Do Medicare Supplement Plans Pay for Hearing Aids?
Let’s talk about Medicare Supplement Insurance, commonly referred to as Medigap. It’s essential to understand what Medigap covers and what it doesn’t, especially concerning hearing aids. While Medigap itself doesn’t typically include coverage for hearing aids, it plays a critical role in managing other out-of-pocket expenses like copayments or coinsurance, which can add up. These policies are offered by private insurance companies approved by Medicare, so it’s essential to carefully review the coverage options they provide to ensure you’re prepared for potential healthcare costs beyond what Original Medicare (Part A & B) offers.
As we age, the likelihood of experiencing hearing loss increases.

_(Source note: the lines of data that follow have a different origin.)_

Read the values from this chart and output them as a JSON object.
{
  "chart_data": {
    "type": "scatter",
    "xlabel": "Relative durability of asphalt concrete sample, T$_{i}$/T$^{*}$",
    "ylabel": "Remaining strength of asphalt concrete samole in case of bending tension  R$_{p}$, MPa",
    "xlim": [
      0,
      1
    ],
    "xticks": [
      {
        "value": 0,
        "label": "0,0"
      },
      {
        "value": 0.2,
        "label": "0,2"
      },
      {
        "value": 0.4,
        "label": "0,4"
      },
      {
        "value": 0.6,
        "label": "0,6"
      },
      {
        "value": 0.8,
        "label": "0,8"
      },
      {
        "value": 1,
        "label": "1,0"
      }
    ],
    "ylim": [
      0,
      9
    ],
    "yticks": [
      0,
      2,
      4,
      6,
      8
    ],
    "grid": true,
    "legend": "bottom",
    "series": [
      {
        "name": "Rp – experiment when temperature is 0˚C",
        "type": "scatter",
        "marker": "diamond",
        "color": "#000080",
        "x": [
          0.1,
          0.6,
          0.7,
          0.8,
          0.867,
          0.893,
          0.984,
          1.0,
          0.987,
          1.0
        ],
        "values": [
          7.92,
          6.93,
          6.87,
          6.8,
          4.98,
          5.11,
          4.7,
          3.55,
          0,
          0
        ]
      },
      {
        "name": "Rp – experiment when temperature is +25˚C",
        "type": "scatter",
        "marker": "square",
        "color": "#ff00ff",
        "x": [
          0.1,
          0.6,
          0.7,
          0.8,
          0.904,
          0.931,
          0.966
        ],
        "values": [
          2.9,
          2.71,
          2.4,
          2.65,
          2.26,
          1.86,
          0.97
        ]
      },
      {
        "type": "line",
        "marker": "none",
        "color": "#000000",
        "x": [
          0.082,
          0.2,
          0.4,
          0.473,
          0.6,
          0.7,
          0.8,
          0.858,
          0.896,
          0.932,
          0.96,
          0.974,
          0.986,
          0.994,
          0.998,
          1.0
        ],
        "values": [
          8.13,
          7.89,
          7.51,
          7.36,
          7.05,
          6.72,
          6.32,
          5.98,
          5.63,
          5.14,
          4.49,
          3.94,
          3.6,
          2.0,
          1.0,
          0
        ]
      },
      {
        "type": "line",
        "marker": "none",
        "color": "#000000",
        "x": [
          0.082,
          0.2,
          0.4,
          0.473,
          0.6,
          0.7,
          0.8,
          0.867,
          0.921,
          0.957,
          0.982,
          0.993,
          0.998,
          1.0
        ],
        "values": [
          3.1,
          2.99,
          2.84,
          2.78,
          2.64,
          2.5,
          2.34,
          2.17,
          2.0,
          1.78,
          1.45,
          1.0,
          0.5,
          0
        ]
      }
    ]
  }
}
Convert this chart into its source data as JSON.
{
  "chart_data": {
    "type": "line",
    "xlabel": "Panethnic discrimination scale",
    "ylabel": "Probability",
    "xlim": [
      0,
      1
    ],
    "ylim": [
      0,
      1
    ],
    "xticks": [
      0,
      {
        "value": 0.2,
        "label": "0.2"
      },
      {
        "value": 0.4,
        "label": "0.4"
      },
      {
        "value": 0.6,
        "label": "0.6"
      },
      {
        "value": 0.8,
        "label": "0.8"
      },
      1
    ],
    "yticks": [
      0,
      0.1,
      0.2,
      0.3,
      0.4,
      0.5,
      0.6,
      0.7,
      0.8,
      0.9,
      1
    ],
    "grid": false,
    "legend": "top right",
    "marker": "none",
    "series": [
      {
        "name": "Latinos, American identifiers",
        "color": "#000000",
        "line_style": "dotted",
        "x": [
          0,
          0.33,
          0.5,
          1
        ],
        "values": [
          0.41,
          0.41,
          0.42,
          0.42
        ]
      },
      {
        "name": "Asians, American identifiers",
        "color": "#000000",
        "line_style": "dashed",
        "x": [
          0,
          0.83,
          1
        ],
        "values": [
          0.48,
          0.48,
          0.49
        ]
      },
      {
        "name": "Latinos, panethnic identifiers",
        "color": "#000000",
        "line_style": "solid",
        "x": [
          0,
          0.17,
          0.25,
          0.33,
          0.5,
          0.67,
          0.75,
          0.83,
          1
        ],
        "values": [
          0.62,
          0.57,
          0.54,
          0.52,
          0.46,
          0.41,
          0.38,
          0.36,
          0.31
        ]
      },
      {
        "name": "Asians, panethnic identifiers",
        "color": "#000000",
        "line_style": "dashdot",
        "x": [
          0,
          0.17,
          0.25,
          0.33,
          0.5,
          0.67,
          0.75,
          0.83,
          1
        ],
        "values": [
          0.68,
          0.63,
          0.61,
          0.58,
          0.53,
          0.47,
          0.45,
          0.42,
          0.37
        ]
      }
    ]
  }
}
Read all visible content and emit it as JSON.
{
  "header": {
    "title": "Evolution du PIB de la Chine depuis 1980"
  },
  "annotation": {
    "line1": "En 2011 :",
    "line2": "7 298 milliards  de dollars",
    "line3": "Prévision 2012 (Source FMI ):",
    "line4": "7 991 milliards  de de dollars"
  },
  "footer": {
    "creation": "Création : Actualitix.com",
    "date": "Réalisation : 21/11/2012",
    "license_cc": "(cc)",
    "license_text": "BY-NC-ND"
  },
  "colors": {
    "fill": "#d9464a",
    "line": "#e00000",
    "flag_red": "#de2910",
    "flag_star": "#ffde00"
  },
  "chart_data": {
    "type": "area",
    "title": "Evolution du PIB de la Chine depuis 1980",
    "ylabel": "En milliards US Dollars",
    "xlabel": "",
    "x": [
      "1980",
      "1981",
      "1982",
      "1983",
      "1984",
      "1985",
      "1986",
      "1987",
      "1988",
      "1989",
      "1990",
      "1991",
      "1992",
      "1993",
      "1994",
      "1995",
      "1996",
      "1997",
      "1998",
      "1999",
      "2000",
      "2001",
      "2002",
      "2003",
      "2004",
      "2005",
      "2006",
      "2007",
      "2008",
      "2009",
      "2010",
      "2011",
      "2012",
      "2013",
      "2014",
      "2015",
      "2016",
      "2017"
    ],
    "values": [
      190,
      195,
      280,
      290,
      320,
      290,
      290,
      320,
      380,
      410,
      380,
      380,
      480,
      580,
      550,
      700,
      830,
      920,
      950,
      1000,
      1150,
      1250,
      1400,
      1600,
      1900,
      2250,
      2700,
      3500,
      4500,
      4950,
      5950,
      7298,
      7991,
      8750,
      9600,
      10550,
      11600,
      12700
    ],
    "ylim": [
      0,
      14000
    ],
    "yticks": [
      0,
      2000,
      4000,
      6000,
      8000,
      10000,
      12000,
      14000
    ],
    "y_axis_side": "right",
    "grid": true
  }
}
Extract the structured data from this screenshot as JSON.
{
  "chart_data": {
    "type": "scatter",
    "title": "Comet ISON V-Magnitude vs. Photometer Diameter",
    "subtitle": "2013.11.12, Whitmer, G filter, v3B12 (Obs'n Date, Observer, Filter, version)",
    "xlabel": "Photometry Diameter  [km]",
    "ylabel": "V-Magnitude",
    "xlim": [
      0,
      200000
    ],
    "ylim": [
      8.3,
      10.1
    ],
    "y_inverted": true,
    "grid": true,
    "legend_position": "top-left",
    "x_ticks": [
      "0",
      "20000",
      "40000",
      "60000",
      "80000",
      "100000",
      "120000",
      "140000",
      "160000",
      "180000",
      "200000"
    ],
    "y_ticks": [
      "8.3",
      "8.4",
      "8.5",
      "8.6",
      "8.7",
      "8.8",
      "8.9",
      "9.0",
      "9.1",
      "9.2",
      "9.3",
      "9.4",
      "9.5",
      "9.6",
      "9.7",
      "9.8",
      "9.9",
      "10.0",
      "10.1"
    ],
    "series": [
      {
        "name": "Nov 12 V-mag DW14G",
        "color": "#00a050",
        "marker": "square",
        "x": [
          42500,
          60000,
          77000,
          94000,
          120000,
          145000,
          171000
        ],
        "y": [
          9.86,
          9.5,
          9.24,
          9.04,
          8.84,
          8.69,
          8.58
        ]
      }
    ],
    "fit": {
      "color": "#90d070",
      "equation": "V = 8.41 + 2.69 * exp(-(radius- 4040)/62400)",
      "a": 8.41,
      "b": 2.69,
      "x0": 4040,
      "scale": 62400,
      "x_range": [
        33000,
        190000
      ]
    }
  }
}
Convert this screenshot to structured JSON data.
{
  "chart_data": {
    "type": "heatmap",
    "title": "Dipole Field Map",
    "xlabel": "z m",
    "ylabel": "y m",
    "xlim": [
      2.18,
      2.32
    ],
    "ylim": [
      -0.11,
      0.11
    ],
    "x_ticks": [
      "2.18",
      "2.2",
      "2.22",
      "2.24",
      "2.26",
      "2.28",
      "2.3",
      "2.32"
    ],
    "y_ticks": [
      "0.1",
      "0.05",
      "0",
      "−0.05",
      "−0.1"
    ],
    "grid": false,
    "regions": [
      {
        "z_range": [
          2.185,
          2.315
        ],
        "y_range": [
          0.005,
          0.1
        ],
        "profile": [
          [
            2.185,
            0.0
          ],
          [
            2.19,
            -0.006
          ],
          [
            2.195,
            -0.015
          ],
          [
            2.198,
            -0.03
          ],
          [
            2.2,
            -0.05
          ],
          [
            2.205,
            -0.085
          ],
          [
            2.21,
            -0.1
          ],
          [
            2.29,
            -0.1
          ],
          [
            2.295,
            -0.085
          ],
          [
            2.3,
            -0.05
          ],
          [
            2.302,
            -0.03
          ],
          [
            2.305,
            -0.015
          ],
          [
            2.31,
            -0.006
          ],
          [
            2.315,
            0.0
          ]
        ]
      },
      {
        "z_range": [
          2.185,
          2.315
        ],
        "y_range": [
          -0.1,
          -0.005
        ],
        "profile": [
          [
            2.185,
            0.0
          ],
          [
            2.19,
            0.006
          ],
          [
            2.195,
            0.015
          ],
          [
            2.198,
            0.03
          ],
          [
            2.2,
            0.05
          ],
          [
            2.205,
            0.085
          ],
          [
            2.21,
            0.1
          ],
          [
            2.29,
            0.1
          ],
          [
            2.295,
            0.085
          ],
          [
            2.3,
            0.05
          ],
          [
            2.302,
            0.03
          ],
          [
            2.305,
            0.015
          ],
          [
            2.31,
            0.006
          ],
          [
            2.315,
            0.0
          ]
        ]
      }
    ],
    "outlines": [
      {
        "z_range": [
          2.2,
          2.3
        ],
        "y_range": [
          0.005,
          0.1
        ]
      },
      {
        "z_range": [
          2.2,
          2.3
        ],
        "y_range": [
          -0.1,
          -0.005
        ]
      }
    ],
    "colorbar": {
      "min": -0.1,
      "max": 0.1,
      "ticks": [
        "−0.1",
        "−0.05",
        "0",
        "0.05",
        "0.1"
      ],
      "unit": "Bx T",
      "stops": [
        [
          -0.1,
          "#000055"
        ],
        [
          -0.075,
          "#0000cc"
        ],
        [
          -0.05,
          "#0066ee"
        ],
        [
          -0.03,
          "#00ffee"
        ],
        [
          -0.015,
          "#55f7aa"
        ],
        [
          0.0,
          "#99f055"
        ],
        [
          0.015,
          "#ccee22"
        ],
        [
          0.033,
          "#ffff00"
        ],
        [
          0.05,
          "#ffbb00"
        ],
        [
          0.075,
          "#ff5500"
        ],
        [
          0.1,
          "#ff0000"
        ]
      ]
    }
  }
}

This can have significant implications for our daily lives, both in terms of our overall quality of life and our finances. It’s crucial to consider the potential impact of untreated hearing loss. When you’re enrolling in Original Medicare or exploring different Medicare Advantage Plans, keep in mind the importance of addressing your hearing needs, not just for your well-being but also to make informed decisions that align with your long-term health and financial goals.